As the industry moves away from using real fur and leather, designers are getting creative
by Adrienne Gaffney | August 23, 2017 11:00 am
Waves went through the fashion world in June when the Yoox Net-a-Porter Group made the announcement that its stable of high-end fashion retail sites (which also include Mr. Porter and The Outnet) would no longer be carrying fur. The announcement was noteworthy because of its impact—the publicly traded company has over 2.9 million customers with net revenues of over $2.2 billion in 2016—but the sentiment is an unsurprising, and increasingly popular, one. What may have been a limiting business move a generation ago is now nearly an industry standard and, as alternative materials are increasingly making animal fabrics nearly irrelevant, there’s little to miss.
Net-a-Porter wasn’t the first one to make the move. Armani declared themselves fur free in 2016 and Tommy Hilfiger dropped it in 2007. Calvin Klein made the announcement way back in 1994. But no one has been more vocal or successful in making the argument for sustainability than Stella McCartney, whose business became the first vegetarian luxury brand when she founded it in 2001. Leathers (in addition to furs, skins and feathers) have always been verboten and until recently the designer has also eschewed any leather substitutes. Recent advancements in the field of alternative materials helped McCartney to create “skin-free skin,” which she unveiled in her Fall 2017 collection.
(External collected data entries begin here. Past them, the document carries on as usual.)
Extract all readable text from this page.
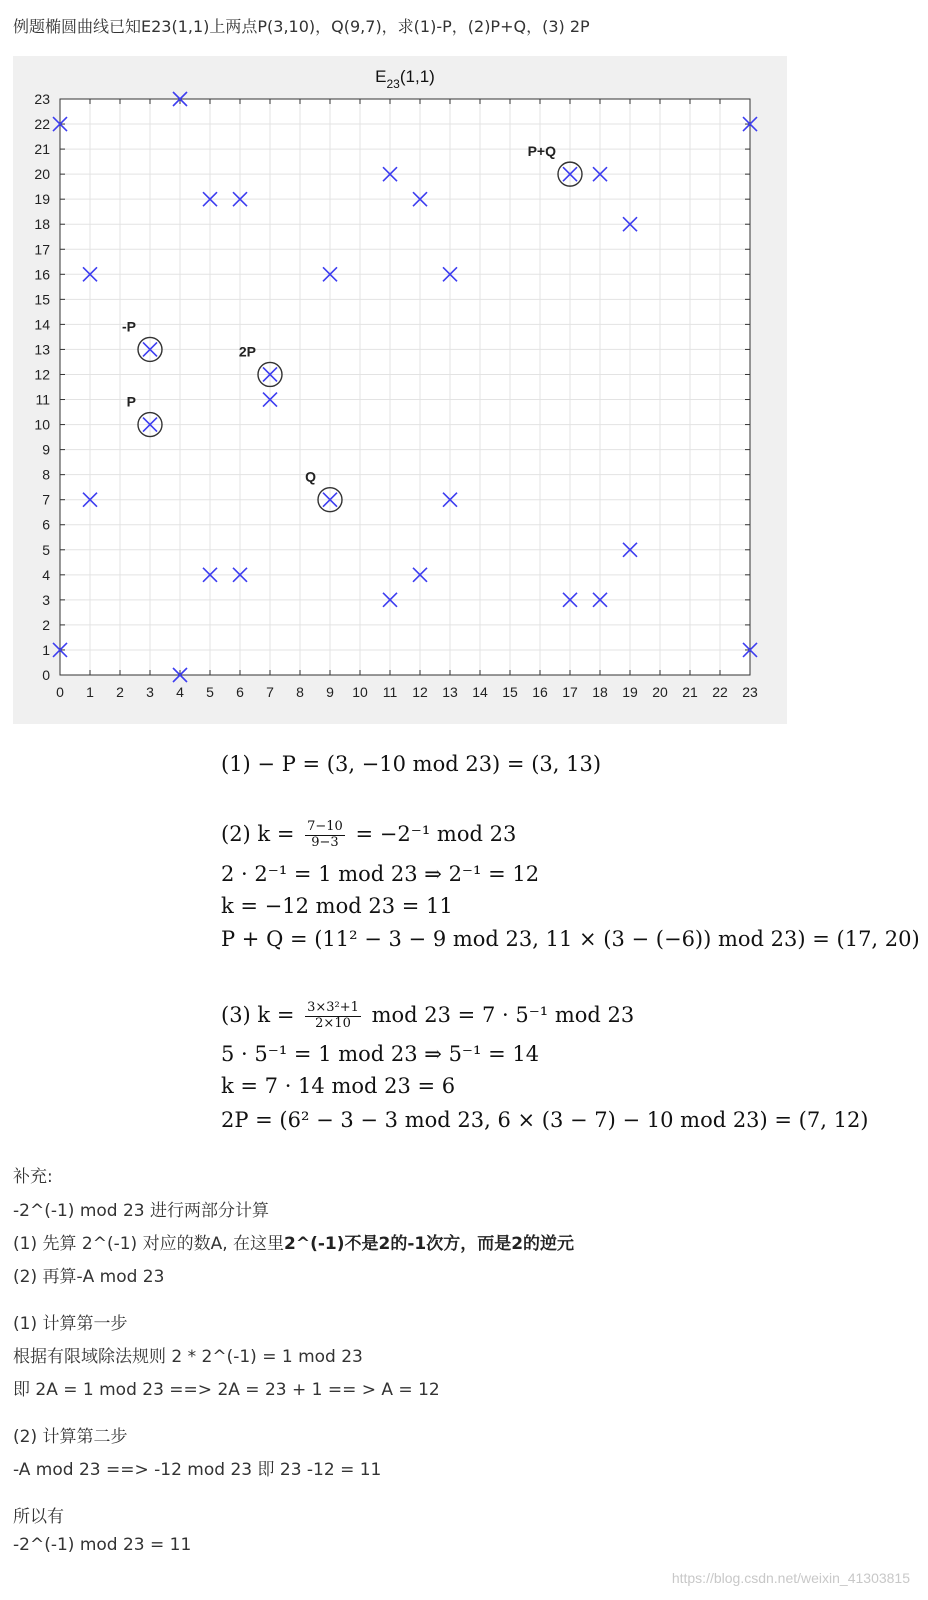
例题椭圆曲线已知E23(1,1)上两点P(3,10)，Q(9,7)，求(1)-P，(2)P+Q，(3) 2P
$E_{23}(1,1)$
0 1 2 3 4 5 6 7 8 9 10 11 12 13 14 15 16 17 18 19 20 21 22 23
0
1
2
3
4
5
6
7
8
9
10
11
12
13
14
15
16
17
18
19
20
21
22
23
-P
P
2P
Q
P+Q
(1) − P = (3, −10 mod 23) = (3, 13)
(2) $k = \frac{7-10}{9-3} = -2^{-1}$ mod 23
2 · 2⁻¹ = 1 mod 23 ⇒ 2⁻¹ = 12
k = −12 mod 23 = 11
P + Q = (11² − 3 − 9 mod 23, 11 × (3 − (−6)) mod 23) = (17, 20)
(3) $k = \frac{\text{3×3²+1}}{2\times 10}$ mod 23 = 7 · 5⁻¹ mod 23
5 · 5⁻¹ = 1 mod 23 ⇒ 5⁻¹ = 14
k = 7 · 14 mod 23 = 6
2P = (6² − 3 − 3 mod 23, 6 × (3 − 7) − 10 mod 23) = (7, 12)
补充:
-2^(-1) mod 23 进行两部分计算
(1) 先算 2^(-1) 对应的数A, 在这里2^(-1)不是2的-1次方，而是2的逆元
(2) 再算-A mod 23
(1) 计算第一步
根据有限域除法规则 2 * 2^(-1) = 1 mod 23
即 2A = 1 mod 23 ==> 2A = 23 + 1 == > A = 12
(2) 计算第二步
-A mod 23 ==> -12 mod 23 即 23 -12 = 11
所以有
-2^(-1) mod 23 = 11
https://blog.csdn.net/weixin_41303815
What to any eye would be indistinguishable from leather or suede were actually the brand’s alter suede and alter eco nappa fabrics, which use polyester, polyurethane and vegetable oil coating. (Fur-free fur has been a longtime staple.)
McCartney’s movement is growing. Piñatex, a sustainable textile created from pineapple leaves, was created by Carmen Hijosa, whose startup Ananas Anam has helped turn the fruit’s waste into a fiber that functions as a leather alternative, which brands like Puma and Camper have used for protoypes. “The fiber is sourced from the waste leaves from existing pineapple fruit farming so the raw material does not require additional land, water, fertilizer or pesticide to produce, meaning it has a much lower environmental footprint than leather, as animal agriculture is a resource-heavy industry,” Hijosa explains. “Unlike a lot of leather, particularly low-cost and low-quality leather, which uses heavy metals and toxic chemicals in the process of tanning, Piñatex does not use any harmful chemicals in production.” Designers and start-ups like MycoWorks and the tech firm Grado Zero Espace have also been experimenting with mushroom leathers, textiles made from various elements of fungi, which produce an uncanny approximation of suede.
There’s more on the horizon. Stella McCartney recently teamed with Bolt Threads, a San Francisco biotechnology firm focusing on innovative materials and this fall, the MoMA exhibit Items: Is Fashion Modern? will feature a McCartney dress made from Bolt’s spider silk, a man-made fiber created from a harvested protein. Animal materials, you’re on notice.